Indian spiritual teacher

Sadojyat Shankarashram is the spiritual leader of the Smarta tradition Chitrapur Saraswat Brahmin community of India, having ascended the Peetha (seat) in February 1997. He is the eleventh Mathadipathi (Head) of Chitrapur Math. It has its spiritual centre or 'math' at Shirali, Uttar Kannada district in Karnataka.

== Early life ==
The tenth Swamiji, Parijnanashram III had not appointed a successor (shishya), leaving the community uncertain. During this time, members learned of a Saraswat youth who had taken Sannyasa and was residing at Mount Abu. They invited him to assume the revered Peetha, and upon his acceptance and ascension, he became the eleventh Guru in this distinguished Chitrapur Guru Parampara.
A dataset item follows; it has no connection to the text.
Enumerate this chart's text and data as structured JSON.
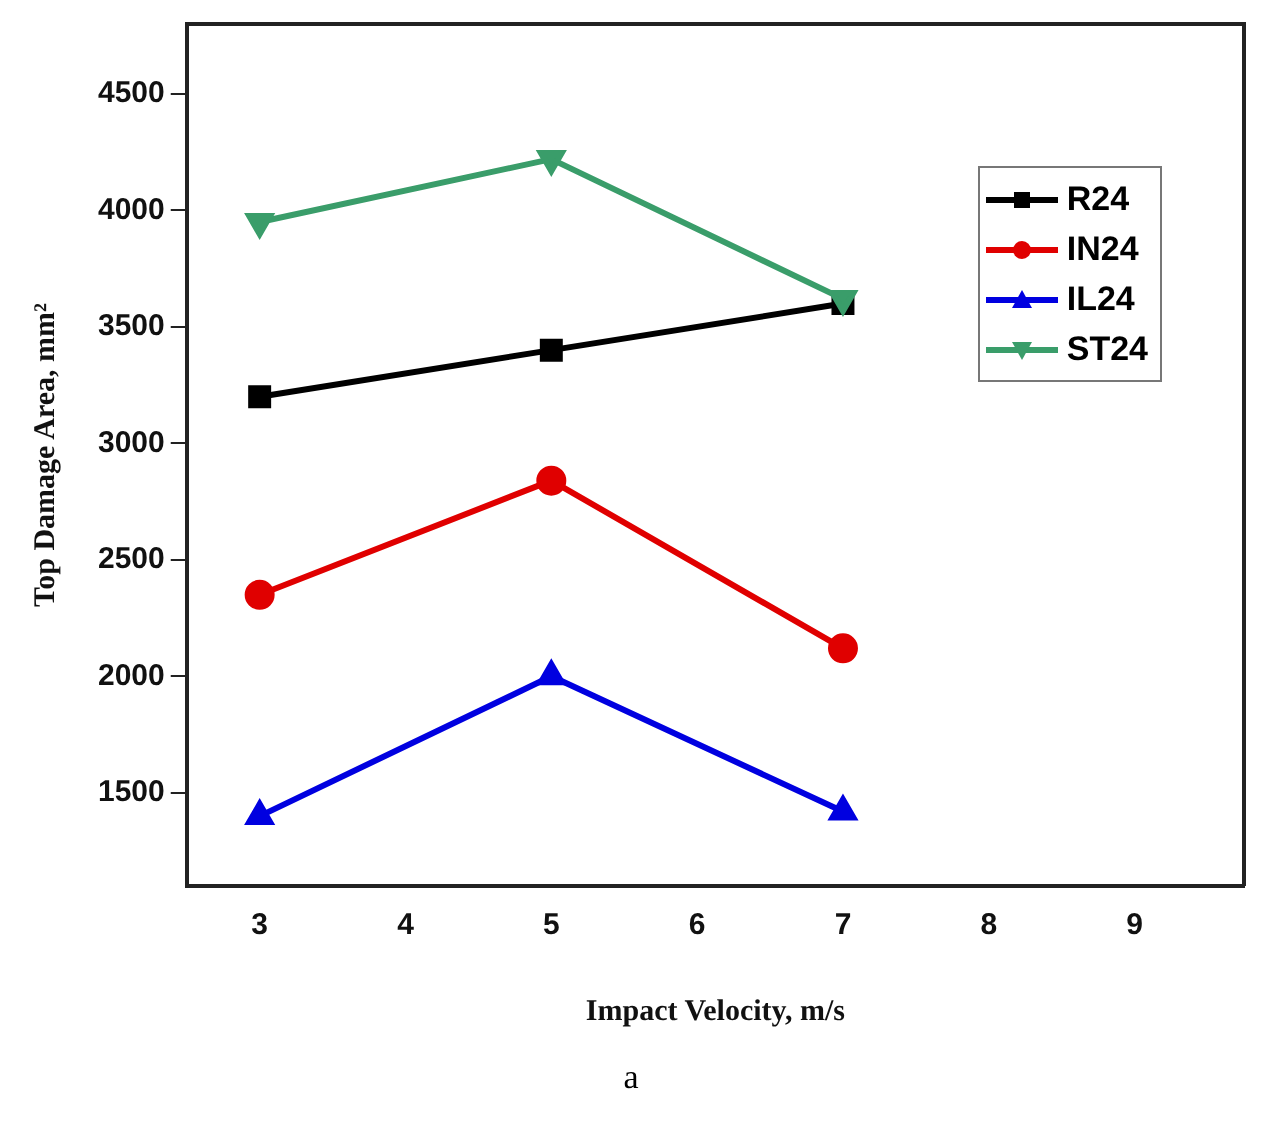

== Works undertaken for community ==
In 2002, to promote the use of Sanskrit, the Swami established an educational initiative called Girvaana Pratishtha, which has since expanded to 18 centers across India and three overseas. A number of devotees have completed teacher training, 2,000 have passed the conversational examination, and 1,000 have cleared the theory exam.
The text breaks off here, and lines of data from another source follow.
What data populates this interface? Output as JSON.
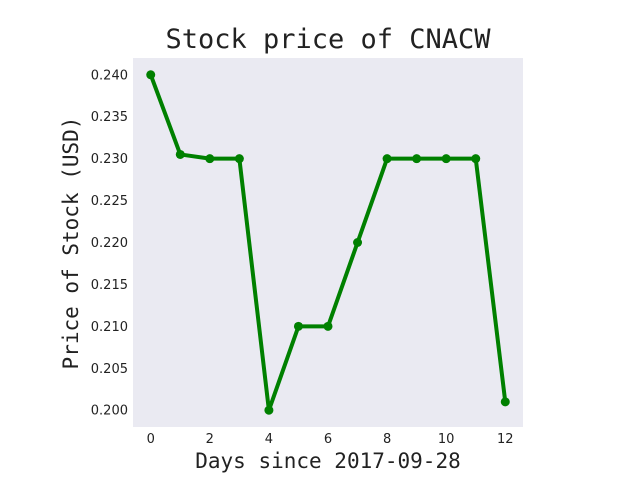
{
  "chart_data": {
    "type": "line",
    "title": "Stock price of CNACW",
    "xlabel": "Days since 2017-09-28",
    "ylabel": "Price of Stock (USD)",
    "x": [
      0,
      1,
      2,
      3,
      4,
      5,
      6,
      7,
      8,
      9,
      10,
      11,
      12
    ],
    "series": [
      {
        "values": [
          0.24,
          0.2305,
          0.23,
          0.23,
          0.2,
          0.21,
          0.21,
          0.22,
          0.23,
          0.23,
          0.23,
          0.23,
          0.201
        ],
        "color": "#008000"
      }
    ],
    "xlim": [
      -0.6,
      12.6
    ],
    "ylim": [
      0.198,
      0.242
    ],
    "xticks": [
      0,
      2,
      4,
      6,
      8,
      10,
      12
    ],
    "xtick_labels": [
      "0",
      "2",
      "4",
      "6",
      "8",
      "10",
      "12"
    ],
    "yticks": [
      0.2,
      0.205,
      0.21,
      0.215,
      0.22,
      0.225,
      0.23,
      0.235,
      0.24
    ],
    "ytick_labels": [
      "0.200",
      "0.205",
      "0.210",
      "0.215",
      "0.220",
      "0.225",
      "0.230",
      "0.235",
      "0.240"
    ],
    "grid": false,
    "background_color": "#eaeaf2"
  }
}
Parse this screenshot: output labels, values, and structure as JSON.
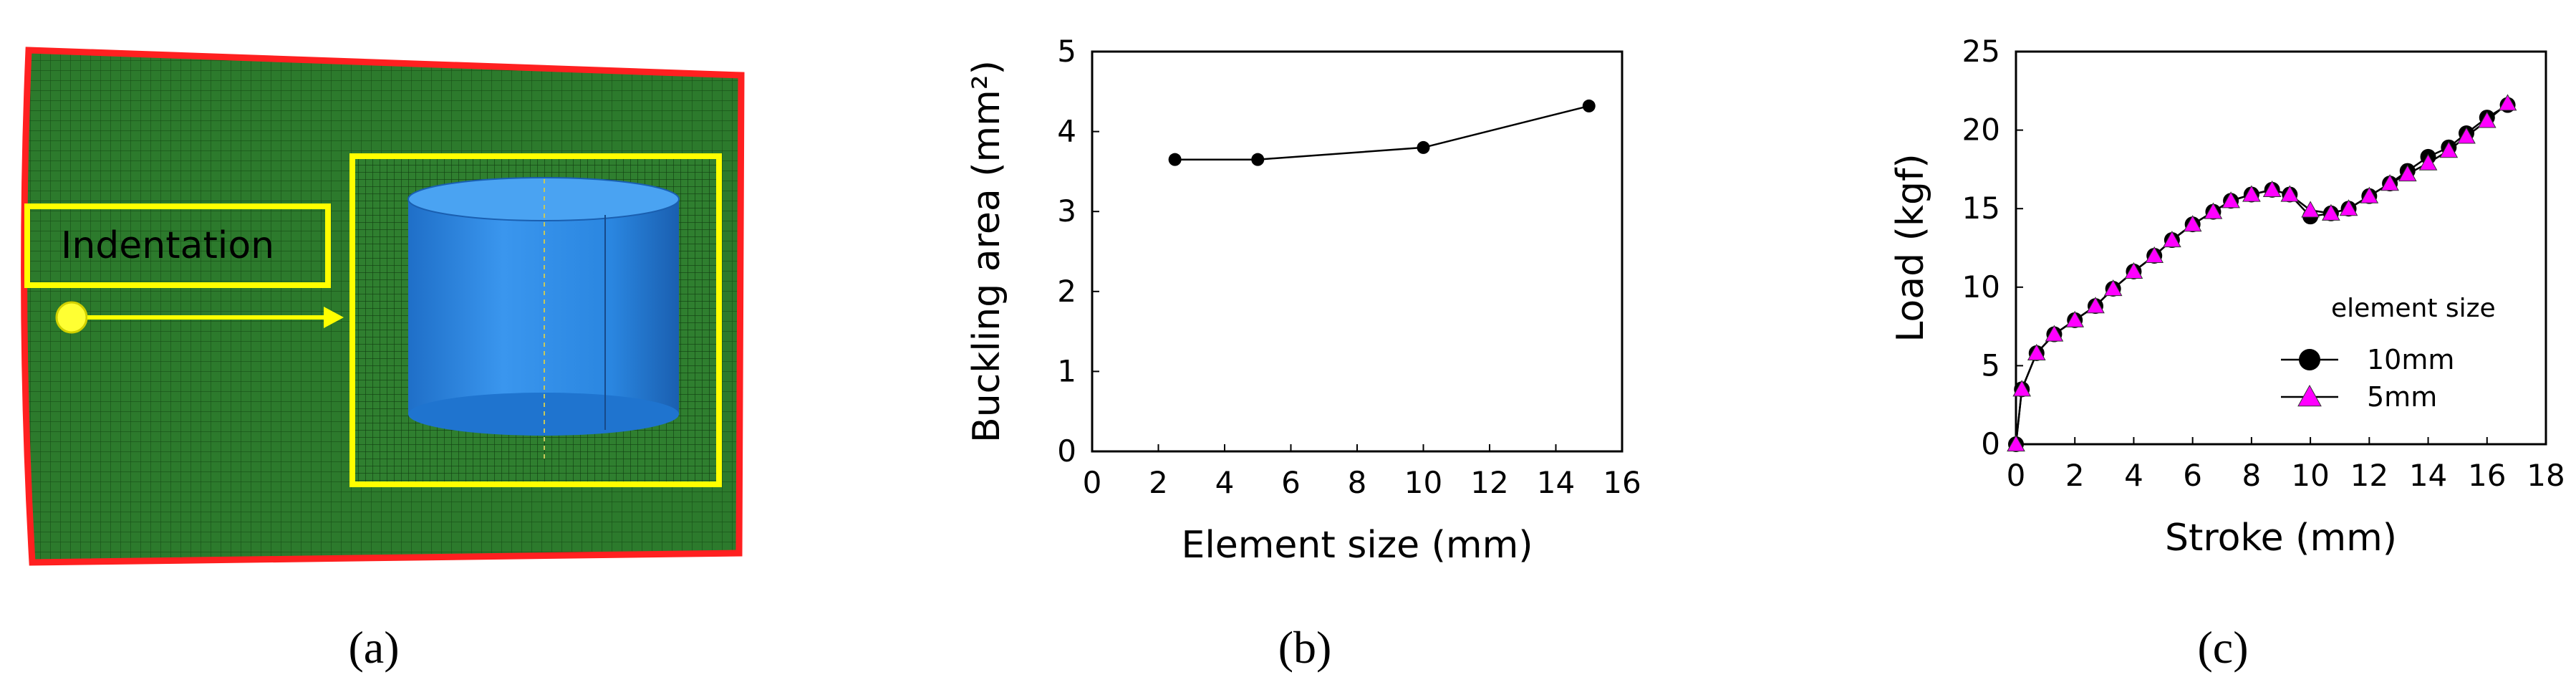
{
  "colors": {
    "mesh_green": "#2c7a2c",
    "mesh_line": "#174f17",
    "boundary_red": "#ff2020",
    "highlight_yellow": "#ffff00",
    "cylinder_blue": "#2a86e0",
    "point_black": "#000000",
    "point_magenta": "#ff00ff"
  },
  "panels": {
    "a": {
      "caption": "(a)",
      "indentation_label": "Indentation"
    },
    "b": {
      "caption": "(b)"
    },
    "c": {
      "caption": "(c)"
    }
  },
  "chart_data": [
    {
      "panel": "b",
      "type": "line",
      "xlabel": "Element size (mm)",
      "ylabel": "Buckling area (mm²)",
      "xlim": [
        0,
        16
      ],
      "ylim": [
        0,
        5
      ],
      "xticks": [
        "0",
        "2",
        "4",
        "6",
        "8",
        "10",
        "12",
        "14",
        "16"
      ],
      "yticks": [
        "0",
        "1",
        "2",
        "3",
        "4",
        "5"
      ],
      "grid": false,
      "series": [
        {
          "marker": "circle",
          "color": "#000000",
          "x": [
            2.5,
            5,
            10,
            15
          ],
          "y": [
            3.65,
            3.65,
            3.8,
            4.32
          ]
        }
      ]
    },
    {
      "panel": "c",
      "type": "line",
      "xlabel": "Stroke (mm)",
      "ylabel": "Load (kgf)",
      "xlim": [
        0,
        18
      ],
      "ylim": [
        0,
        25
      ],
      "xticks": [
        "0",
        "2",
        "4",
        "6",
        "8",
        "10",
        "12",
        "14",
        "16",
        "18"
      ],
      "yticks": [
        "0",
        "5",
        "10",
        "15",
        "20",
        "25"
      ],
      "grid": false,
      "legend": {
        "title": "element size",
        "placement": "lower-right"
      },
      "series": [
        {
          "name": "10mm",
          "marker": "circle",
          "color": "#000000",
          "x": [
            0,
            0.2,
            0.7,
            1.3,
            2.0,
            2.7,
            3.3,
            4.0,
            4.7,
            5.3,
            6.0,
            6.7,
            7.3,
            8.0,
            8.7,
            9.3,
            10.0,
            10.7,
            11.3,
            12.0,
            12.7,
            13.3,
            14.0,
            14.7,
            15.3,
            16.0,
            16.7
          ],
          "y": [
            0,
            3.5,
            5.8,
            7.0,
            7.9,
            8.8,
            9.9,
            11.0,
            12.0,
            13.0,
            14.0,
            14.8,
            15.5,
            15.9,
            16.2,
            15.9,
            14.5,
            14.7,
            15.0,
            15.8,
            16.6,
            17.4,
            18.3,
            18.9,
            19.8,
            20.8,
            21.6
          ]
        },
        {
          "name": "5mm",
          "marker": "triangle",
          "color": "#ff00ff",
          "x": [
            0,
            0.2,
            0.7,
            1.3,
            2.0,
            2.7,
            3.3,
            4.0,
            4.7,
            5.3,
            6.0,
            6.7,
            7.3,
            8.0,
            8.7,
            9.3,
            10.0,
            10.7,
            11.3,
            12.0,
            12.7,
            13.3,
            14.0,
            14.7,
            15.3,
            16.0,
            16.7
          ],
          "y": [
            0,
            3.5,
            5.8,
            7.0,
            7.9,
            8.8,
            9.9,
            11.0,
            12.0,
            13.0,
            14.0,
            14.8,
            15.5,
            15.9,
            16.2,
            15.9,
            14.9,
            14.7,
            15.0,
            15.8,
            16.6,
            17.2,
            17.9,
            18.7,
            19.6,
            20.6,
            21.7
          ]
        }
      ]
    }
  ]
}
In 2006, he initiated Prarthana Varga to instill strong samskaras and traditional values in children, helping them remain connected to and proud of their cultural heritage wherever they go. Today, these classes are conducted across 25 centres in India, the UK, Canada, the USA, Australia, and New Zealand. Over 70 volunteer teachers continuously develop engaging, interactive, and educational modules to ensure the weekly sessions remain lively and meaningful.

In 2008, Swamiji founded Chitrapur Yuvadhara, a youth wing of the community focused on engaging young members through spiritual camps (Shibirs), trekking, and Anusmaran (constant remembrance/contemplation) to bridge the gap between traditional values and modern life.

Srivali Trust, Parijnan Foundation, and SCM Charitable Trust were established to implement a range of social and educational initiatives. These efforts led to the establishment and revitalization of schools in Shirali, Mallapur, Karla, Mangaluru, and Kotekar. With a strong focus on rural development, particularly women’s empowerment, initiatives such as Parimochana and Samvit Sudha were launched and have since become key drivers of economic independence for many women in and around Shirali. The Handmade Paper Project factory in Kembre, entirely managed by women, was set up to promote rural employment, recycling, and environmental sustainability. The Parijnan Foundation has introduced the Samarth Bhanap Yojana, aimed at fostering entrepreneurship among young leaders of the community.